This is where William Randolph Hearst stored many of his treasures while his castle on the hill was being built. It looks onto the Pacific Ocean, waves lapping on the beach just feet from its doors, all the better to unload shipped goods directly into its locked walls. It sits empty, save a few stacks of building materials and many piles of guano. It is not open to the public. I got to see it because I was on a press trip last week. Plenty of things I do as a food writer that sound super fun to other people don’t end up being nearly as great as one would think, but once in awhile I get to do something that excites even my jaded self.
I went on the trip for the abalone farm (see my visit here), but found delight around nearly every corner, from a singularly focused (some might say almost crazed) Frenchman bent on making the “perfect Cabernet,” to a farmer with a preternatural ability to find the silver lining (“we lost our peach crop to a late freeze last year, but all that energy that would have gone into the peaches went back into the trees and we got tremendous growth!”), to a family of grape growers turned wine makers with a fine tradition of layering Tellegio on their polenta before topping the lot with spicy beef stew. And, of course, I walked through the space pictured above which, despite a truly objectionable smell of guano and mold, was wondrous. You could sense the cool stuff that has spent time in its colonial mission-style walls, with recessed windows and a bell tower (all the better to announce that help was needed down at the dock) and custom-made locks. It is a singular place, which stands out in an increasingly cookie-cutter world.
For the last two months I had been feeling as overloaded as my cookbook shelves. I’ve had so much work on my plate at such a constant rate that I frequently felt like a deer in the headlights, unable to move or think, confused at what item on my to-do list could possibly be the most pressing. Spending a few days around people so fully engage in what they do, having a few hours away from the screen, being out of doors for more than half an hour at a stretch—it all worked together to start to fill the well. I hadn’t even acknowledged how dry my creative well felt (although my utter inability to come up with a single thing to write about here should have been a sign) until, all of the sudden, it wasn’t. It’s not overflowing, by any means, but at least I can remember that it’s there.
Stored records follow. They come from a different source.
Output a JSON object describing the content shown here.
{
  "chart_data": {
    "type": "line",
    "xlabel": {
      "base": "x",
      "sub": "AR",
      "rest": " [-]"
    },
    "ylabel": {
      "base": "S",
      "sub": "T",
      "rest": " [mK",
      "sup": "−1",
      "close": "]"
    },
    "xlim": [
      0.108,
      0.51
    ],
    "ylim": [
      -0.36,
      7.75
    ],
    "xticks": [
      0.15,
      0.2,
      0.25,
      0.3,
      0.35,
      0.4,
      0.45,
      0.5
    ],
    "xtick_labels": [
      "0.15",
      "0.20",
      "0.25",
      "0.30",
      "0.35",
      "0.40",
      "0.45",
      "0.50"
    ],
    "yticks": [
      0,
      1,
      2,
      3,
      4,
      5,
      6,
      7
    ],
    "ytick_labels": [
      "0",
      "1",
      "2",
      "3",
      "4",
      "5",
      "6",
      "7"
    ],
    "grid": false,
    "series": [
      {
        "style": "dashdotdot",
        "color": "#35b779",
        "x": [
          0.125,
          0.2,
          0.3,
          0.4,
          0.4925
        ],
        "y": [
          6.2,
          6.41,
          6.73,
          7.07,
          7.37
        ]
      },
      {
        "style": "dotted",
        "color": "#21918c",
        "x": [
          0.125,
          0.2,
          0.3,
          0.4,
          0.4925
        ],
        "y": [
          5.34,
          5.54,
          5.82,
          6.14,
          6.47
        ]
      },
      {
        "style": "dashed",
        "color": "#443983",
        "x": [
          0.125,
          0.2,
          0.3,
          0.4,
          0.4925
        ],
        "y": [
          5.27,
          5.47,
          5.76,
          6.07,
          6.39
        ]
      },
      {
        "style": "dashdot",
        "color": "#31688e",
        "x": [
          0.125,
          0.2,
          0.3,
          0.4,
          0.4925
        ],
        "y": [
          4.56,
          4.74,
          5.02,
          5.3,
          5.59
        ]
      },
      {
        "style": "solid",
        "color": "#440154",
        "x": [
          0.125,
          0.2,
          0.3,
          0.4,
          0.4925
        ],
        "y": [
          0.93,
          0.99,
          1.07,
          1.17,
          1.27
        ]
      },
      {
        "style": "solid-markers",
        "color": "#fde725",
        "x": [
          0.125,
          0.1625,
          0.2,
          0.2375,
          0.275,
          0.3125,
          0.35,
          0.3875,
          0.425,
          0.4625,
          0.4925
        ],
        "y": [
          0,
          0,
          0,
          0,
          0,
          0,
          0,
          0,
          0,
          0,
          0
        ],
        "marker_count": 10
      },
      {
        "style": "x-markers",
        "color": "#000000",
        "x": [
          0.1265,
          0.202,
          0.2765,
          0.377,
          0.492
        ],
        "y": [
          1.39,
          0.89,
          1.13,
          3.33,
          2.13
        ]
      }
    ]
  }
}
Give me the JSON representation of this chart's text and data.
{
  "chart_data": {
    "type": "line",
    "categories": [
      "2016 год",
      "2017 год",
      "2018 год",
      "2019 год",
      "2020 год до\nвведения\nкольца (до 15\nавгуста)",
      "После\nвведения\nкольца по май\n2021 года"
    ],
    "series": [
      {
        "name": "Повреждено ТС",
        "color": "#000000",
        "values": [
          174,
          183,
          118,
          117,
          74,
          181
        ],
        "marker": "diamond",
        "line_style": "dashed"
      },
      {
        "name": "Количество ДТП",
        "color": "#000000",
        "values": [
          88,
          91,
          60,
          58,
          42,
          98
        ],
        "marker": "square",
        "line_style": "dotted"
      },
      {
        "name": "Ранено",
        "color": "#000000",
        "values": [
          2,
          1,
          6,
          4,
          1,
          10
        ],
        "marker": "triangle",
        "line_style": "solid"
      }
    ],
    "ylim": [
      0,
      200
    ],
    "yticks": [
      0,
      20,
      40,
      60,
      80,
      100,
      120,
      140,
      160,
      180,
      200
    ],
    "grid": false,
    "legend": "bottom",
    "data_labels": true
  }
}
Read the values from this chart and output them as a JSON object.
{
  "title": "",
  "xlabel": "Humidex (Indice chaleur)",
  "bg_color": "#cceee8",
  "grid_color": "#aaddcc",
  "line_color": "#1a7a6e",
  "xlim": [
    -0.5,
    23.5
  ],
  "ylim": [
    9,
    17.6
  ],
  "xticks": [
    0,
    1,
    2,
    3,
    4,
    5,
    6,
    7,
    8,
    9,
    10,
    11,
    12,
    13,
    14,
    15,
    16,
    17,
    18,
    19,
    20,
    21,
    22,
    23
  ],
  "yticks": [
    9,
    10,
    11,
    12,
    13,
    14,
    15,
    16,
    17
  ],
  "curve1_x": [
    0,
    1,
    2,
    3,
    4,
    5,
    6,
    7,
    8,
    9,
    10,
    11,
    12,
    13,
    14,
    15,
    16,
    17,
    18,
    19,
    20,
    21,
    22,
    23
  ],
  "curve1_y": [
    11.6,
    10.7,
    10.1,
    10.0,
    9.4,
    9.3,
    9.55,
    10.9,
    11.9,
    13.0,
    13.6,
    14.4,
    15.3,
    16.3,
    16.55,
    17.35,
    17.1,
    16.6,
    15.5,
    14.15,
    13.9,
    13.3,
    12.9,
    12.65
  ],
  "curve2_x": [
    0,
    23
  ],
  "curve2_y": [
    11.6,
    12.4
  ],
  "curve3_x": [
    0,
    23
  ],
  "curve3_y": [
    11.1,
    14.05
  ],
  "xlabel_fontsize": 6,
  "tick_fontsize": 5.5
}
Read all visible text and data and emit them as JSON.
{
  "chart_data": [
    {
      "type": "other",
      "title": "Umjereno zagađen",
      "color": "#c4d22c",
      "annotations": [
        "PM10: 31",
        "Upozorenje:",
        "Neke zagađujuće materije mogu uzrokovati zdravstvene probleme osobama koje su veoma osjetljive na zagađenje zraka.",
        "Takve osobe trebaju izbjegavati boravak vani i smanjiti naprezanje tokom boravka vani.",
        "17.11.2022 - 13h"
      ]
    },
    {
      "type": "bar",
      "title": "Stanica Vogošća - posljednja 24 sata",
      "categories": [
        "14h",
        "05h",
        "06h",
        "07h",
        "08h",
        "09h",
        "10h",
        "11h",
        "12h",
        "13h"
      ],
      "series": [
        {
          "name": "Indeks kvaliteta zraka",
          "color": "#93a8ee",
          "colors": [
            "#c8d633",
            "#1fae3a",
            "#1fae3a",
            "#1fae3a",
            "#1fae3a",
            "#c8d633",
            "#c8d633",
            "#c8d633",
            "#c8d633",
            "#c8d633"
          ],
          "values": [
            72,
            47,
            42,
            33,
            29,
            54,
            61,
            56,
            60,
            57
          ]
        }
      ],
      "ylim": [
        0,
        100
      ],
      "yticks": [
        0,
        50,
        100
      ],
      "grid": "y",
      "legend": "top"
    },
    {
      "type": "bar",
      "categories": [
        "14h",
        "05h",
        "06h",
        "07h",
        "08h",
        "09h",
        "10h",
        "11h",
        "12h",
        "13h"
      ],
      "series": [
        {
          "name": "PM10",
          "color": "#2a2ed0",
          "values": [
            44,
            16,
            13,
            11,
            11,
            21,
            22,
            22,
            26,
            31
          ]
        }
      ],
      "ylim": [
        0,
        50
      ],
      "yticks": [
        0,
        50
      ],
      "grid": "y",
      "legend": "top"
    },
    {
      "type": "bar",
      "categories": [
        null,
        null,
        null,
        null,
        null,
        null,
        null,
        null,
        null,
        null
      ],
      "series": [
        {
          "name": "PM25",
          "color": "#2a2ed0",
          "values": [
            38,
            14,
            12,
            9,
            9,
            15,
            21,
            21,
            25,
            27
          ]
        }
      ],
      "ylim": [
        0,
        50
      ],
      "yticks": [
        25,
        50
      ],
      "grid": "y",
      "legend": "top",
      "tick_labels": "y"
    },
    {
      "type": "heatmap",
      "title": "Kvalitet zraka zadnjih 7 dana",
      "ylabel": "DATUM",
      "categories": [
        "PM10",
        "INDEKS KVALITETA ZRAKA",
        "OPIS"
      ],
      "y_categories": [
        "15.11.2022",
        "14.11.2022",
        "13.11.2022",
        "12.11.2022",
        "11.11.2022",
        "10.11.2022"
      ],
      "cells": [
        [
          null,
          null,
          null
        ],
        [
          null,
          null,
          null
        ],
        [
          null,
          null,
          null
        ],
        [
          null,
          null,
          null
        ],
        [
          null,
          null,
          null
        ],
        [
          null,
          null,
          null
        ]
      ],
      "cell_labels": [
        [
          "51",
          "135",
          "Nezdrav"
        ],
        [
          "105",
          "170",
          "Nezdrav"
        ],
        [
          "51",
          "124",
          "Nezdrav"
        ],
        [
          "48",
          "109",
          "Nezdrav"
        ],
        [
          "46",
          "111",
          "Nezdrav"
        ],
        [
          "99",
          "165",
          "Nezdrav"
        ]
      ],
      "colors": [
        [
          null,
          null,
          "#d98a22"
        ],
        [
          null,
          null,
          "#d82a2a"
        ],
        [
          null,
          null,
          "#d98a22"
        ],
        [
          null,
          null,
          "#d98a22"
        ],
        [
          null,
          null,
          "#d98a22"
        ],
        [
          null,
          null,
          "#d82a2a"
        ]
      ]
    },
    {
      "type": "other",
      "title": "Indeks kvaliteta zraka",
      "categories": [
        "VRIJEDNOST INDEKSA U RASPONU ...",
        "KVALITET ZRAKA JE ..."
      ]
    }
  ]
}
Between the few days in the green hills of the Central Coast and seeing how much more valuable and useful my cookbooks are after having been culled by over 30%, I’m going to take a leap and do something different here at The Dinner Files. The picture-story-recipe format isn’t exciting me anymore, and I think it shows. I’ll still be posting yummy and often painfully easy recipes over at Local Foods. (If you like my cooking style I encourage you to check over there frequently—I put up new stuff all the time: sign up for my weekly seasonal cooking newsletter, like the About Local Foods Facebook page, follow @aboutlocalfoods on Twitter). Other, usually food-centric projects will be coming this way.
Posts here won’t be as frequent, but I think they are going to be way more interesting.
It’s funny, just when things seem all tight and locked up, as secure as a well built warehouse:
They tend to open up:
If I ever own lots of treasure that needs to be stored, I can only hope I will have the decency to give it such views.